What’s In Your Pack? Outdoor Gear – Beyond the Basics
Hiking and backpacking gear is one of my favorite things. Seriously. When I had to spend a big chunk of money recently on a non-hiking purchase, I grumbled as the woman behind the counter rang me up. She asked what was wrong and I said “Oh, I was just thinking about how much hiking gear I could buy for that price.” I have had so much fun over the last several years outfitting myself for hiking, winter hiking and backpacking. It certainly comes at a price, but it’s been worth every penny. The one thing that I hadn’t expected when getting outfitted, however, were all of the items I needed for my pack that you wouldn’t think about initially and that that don’t cost much (or anything at all). So – here you have it – What’s In Your Pack? Outdoor Gear – Beyond the Basics.
I asked my experienced hiking friends and outdoor enthusiasts what outdoor gear they can’t live without in their pack for day hikes and overnights in all seasons. I asked them to think beyond the 10 essentials to the unexpected, creative items that I knew they were all carrying in their backpack. This is what they came up with, plus a few of my favorites!

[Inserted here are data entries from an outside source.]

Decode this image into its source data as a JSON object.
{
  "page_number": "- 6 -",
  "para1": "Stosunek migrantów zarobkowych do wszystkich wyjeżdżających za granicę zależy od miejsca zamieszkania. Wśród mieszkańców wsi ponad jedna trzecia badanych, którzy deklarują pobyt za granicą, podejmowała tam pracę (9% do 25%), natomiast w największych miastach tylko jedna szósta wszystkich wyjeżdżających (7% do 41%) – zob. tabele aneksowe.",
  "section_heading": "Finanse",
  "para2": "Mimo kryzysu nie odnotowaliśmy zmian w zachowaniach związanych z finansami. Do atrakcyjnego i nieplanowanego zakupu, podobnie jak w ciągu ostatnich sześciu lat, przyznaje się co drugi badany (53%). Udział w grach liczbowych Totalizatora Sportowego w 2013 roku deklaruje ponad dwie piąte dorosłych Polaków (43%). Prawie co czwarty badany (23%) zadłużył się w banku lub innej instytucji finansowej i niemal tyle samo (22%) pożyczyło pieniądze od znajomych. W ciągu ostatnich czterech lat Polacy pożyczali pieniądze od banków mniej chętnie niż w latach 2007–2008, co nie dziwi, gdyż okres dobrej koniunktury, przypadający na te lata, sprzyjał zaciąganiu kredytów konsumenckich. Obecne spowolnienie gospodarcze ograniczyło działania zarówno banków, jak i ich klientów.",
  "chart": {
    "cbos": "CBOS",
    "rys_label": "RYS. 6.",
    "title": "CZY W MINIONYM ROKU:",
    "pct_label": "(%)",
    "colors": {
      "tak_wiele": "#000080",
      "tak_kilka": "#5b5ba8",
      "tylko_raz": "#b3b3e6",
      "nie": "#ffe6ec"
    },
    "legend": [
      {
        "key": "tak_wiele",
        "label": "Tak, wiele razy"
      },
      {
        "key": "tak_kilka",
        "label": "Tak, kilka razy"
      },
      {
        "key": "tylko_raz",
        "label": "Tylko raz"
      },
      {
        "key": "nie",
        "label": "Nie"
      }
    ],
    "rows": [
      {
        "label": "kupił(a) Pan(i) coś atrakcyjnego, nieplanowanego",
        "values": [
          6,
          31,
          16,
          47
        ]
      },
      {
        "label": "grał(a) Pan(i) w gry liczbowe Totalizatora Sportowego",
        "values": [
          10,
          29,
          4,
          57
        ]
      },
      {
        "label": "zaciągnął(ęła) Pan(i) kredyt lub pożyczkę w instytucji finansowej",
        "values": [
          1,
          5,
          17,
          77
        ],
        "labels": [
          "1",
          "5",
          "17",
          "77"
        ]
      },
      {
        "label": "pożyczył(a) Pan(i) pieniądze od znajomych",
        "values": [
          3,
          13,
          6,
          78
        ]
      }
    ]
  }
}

Zip Ties and Copper Wire– Pick these items up at your local hardware or big box store, or use our Amazon referral links in this post. They come in handy for a variety of hiking and backpacking gear fixes (think MacGyver). My friend Jim has used zip ties on the trail to repair broken microspikes and snowshoe bindings. Copper Wire can also aid in the repair of bindings. Zip Ties can aid in attaching gear to your pack and can help extend fly loops on your tent to the hooks on tent platforms. I could go on and on about the many uses, but you get the idea. Grab ties of varying sizes and some wire and get them in your pack asap.
Self-stick Velcro- VELCROis a light tool can also aid in equipment repairs on the trail, say a broken zipper on a coat or a broken tent or sleeping bag zipper. Having these in your backpack will ensure you are prepared and can help out another hiker in need.
Dryer Lint and Candle Wax– These “free” items can help with firestarting in a pinch. Dryer lint is exceptionally light and helps when you can’t find dry tinder items in the forest. Dip a few cotton balls in your used candle wax and they can be used to fuel your fire and also helps if you can’t find dry items to burn in your surroundings.
Miniature microscope– A Mini Microscope can be used for starting a fire and to identify mushrooms if you need to forage while out in the wild.
Tampons- these are helpful for stopping nose bleeds and if you happen to hike with a bunch of chicks, are never a bad idea. These can also be used for firestarters too if the need arises. I keep these in my backpack at all times.
Trash Bag- This can serve to keep the gear in your backpack dry in the event of heavy precipitation and can also stand in as an emergency tarp if you are stranded on the trail.
Extra Shoe Laces- Your shoes are one of your most important pieces of gear. Having an extra pair of shoelaces is never a bad idea. They can also be used for aiding in other camp repairs as well.
Krazy Glue– Think of this like duct tape. Endless uses on the trail and a key piece for your MacGyver kit. Krazy Glue
Rescue Remedy Pearls– If you haven’t heard of Rescue Remedy before, you’ll be so happy to know now. This homeopathic blend of natural items helps reduce stress and calm nerves. It comes in a spray, cream, drops and lozenges, but the pearls are light and fit nicely in your first aid kit. I have used these before when a hiking companion was having a panic attack on a particularly challenging stretch of trail, and DD uses them every time she goes over the Knife’s Edge. .
Imodium AD- Ever been 10 miles from the trailhead and had an emergency? Well, I haven’t and I hope to avoid it at all costs. I put these in my pack after my friend told me a story about an unfortunate time when she was hiking up the Owl’s Head slide. I love a good cautionary tale to make my backpack more well-rounded. Check this out – Imodium A-D Liquid, 8 Oz
Benadryl- This may be a no brainer, but helps for bug bites, stings, allergic reactions and can help you become drowsy if you’re struggling to get to sleep and you have a big day ahead. Check this out – Benadryl Allergy Ultratabs Tablets, 100 Count
I hope you enjoyed our outdoor gear hacks!